Des réseaux religieux d’invitations
Les données recueillies à partir d’une collection de 150 affiches d’églises africaines sont très riches. J’ai déjà montré ici qu’on pouvait y déceler des indications d’implantation géographique, ou une “politique du titre” qui manifeste l’existence d’une hiérarchisation poussée.
Ces affiches donnent aussi des informations “réticulaires” : les pasteurs pentecôtistes passant une partie de leur temps à s’inviter les uns les autres, à pratiquer le “partage de la chaire”, un réseau apparaît. Voici une représentation graphique de ce réseau d’invitations. Vous remarquerez, en plissant les yeux, une grosse composante et de nombreuses petits groupes. Le nombre de composantes est de 60.
La question que je me pose est : mais comment donc un tel réseau est généré ? Est-ce qu’il peut être simplement déduit de certaines contraintes ?
Pour commencer à apporter une réponse, j’ai demandé à R de générer des réseaux aléatoires qui respectent 2 contraintes.
- 1/ si dans le réseau observé l’individu (i) participe à (n) événements, il en va de même dans le réseau généré
- 2/ si dans le réseau observé l’événement (j) a réuni (m) personnes, il en va de même dans le réseau généré
Les réseaux générés “aléatoirement et sous contraintes” ont une particularité : leur nombre moyen de composantes n’est pas proche de 60, il est proche de 41. Les réseaux “aléatoires” relient beaucoup plus les individus (alors que chaque individu participe au même nombre d’événements et que chaque événement réuni le même nombre de personnes, par comparaison avec le réseau observé).
Mes pasteurs pentecôtistes noirs, donc, semblent ne pas “inviter au hasard”, mais choisir une “distance” moindre que les “pasteurs aléatoires”. De ce fait, ils créent un monde un peu plus “troué” que celui du modèle.
Note : Je ne sais pas si je dois vraiment mettre cela en ligne. En effet, je ne maîtrise pas totalement ce dont je parle et j’ai peut-être fait n’importe quoi… J’expose donc maintenant la méthode utilisée. Je démarre d’une matrice d’adjacence, nommée “mat”, qui indique “qui participe à quoi” :
E1 E2 E3 E4
P1 1 0 1 0
P2 1 1 0 0
P3 0 1 0 1
P4 0 0 0 1
P5 0 0 0 1
P6 1 1 1 0
Dans laquelle E1 est l’événement n°1, P1 la personne n°1 (qui ici, participe à E1 et E3).

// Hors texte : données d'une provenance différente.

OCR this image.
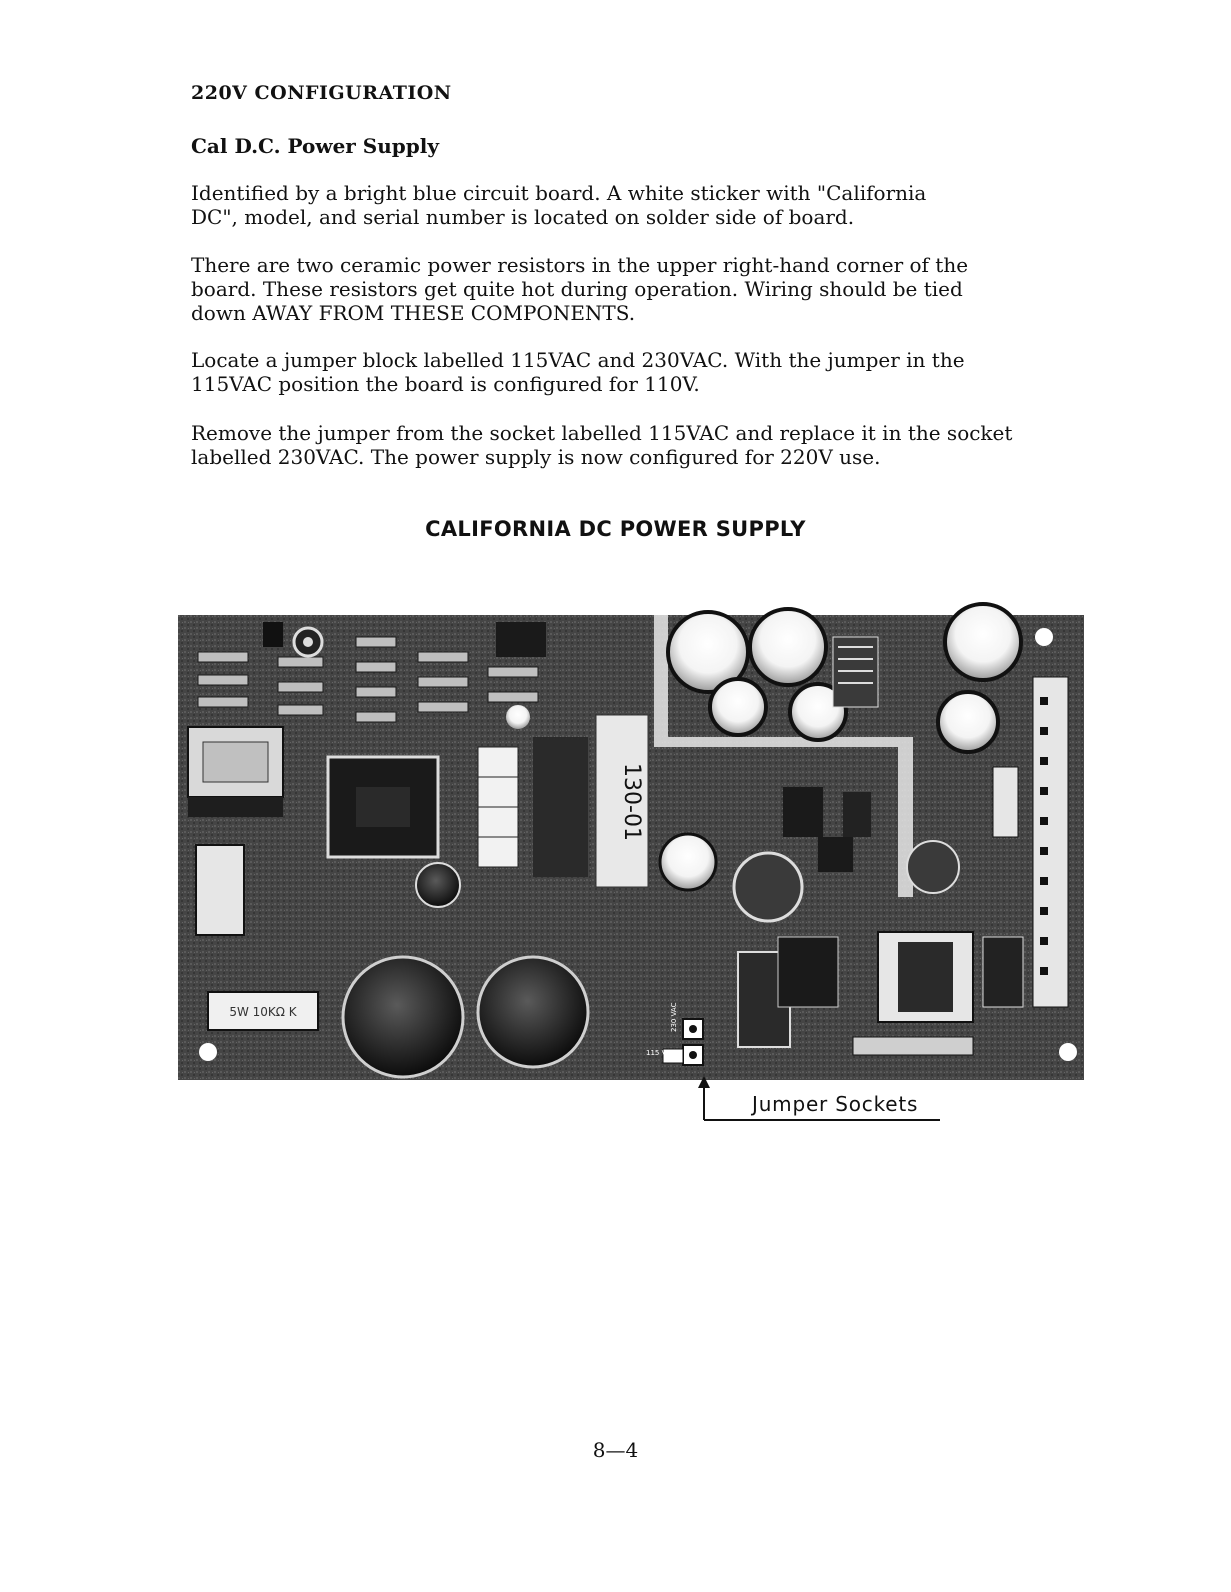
220V CONFIGURATION
Cal D.C. Power Supply
Identified by a bright blue circuit board. A white sticker with "California
DC", model, and serial number is located on solder side of board.
There are two ceramic power resistors in the upper right-hand corner of the
board. These resistors get quite hot during operation. Wiring should be tied
down AWAY FROM THESE COMPONENTS.
Locate a jumper block labelled 115VAC and 230VAC. With the jumper in the
115VAC position the board is configured for 110V.
Remove the jumper from the socket labelled 115VAC and replace it in the socket
labelled 230VAC. The power supply is now configured for 220V use.
CALIFORNIA DC POWER SUPPLY
5W 10KΩ K
130-01
230 VAC
115 VAC
Jumper Sockets
8—4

Dans le logiciel R, le package “vegan” dispose d’une commande :
b< -commsimulator(mat, method="quasiswap")
Methods quasiswap and backtracking are not sequential, but each call produces a matrix that is independent of previous matrices, and has the same marginal totals as the original data.
Cette commande permet de générer des matrices qui ont les mêmes marges que les matrices de départ (ce qui fait que chaque événement aura le même nombre de participants et chaque personne participera au même nombre d'événements).
Suites : Voici un synthèse du nombre de composantes après avoir généré 1000 réseaux aléatoires :
La probabilité de tomber sur un réseau à 60 composantes (avec les contraintes de départ) est donc bien faible.
11 commentaires
Un commentaire par J.Finez (11/02/2011 à 14:20)
Très intéressant ! J’ai essayé le même genre de travail, mais sur les réseaux des dirigeants du CAC 40. Mes réseaux aléatoires répondaient à d’autres contraintes, bien sûr…
J’avais fait le travail sur seulement 50 réseaux aléatoires pour des raisons pratiques ( ayant des soucis avec R, les réseaux ont été générés à l’aide d’un programme rédigé en C++ et les résultats calculés sur le logiciel Pajek).
De belles perspectives en analyse de réseaux, me semble-t-il…
Un commentaire par Baptiste Coulmont (11/02/2011 à 14:21)
Merci ! Même en générant 10 000 réseaux, aucun d’entre eux n’arrive à 60 composantes. Le monde social est décidément non aléatoire.
Un commentaire par Claire Lemercier (11/02/2011 à 17:01)
Oui, ça semble juste et efficace comme traitement… même si je suis loin de maîtriser le truc des réseaux aléatoires, il me semble que souvent, c’est compliqué à fabriquer parce qu’on veut qu’ils aient la même densité (par ex) que ceux observés. Comme ce n’est pas ton cas ici je ne vois pas de pb dans la procédure utilisée et le résultat en termes de densité est particulièrement parlant.
Un commentaire par J. FINEZ (11/02/2011 à 19:34)
Votre travail suggère peut-être d’aller plus loin encore. Allez ! Moi aussi je me lance au risque de dire des bêtises…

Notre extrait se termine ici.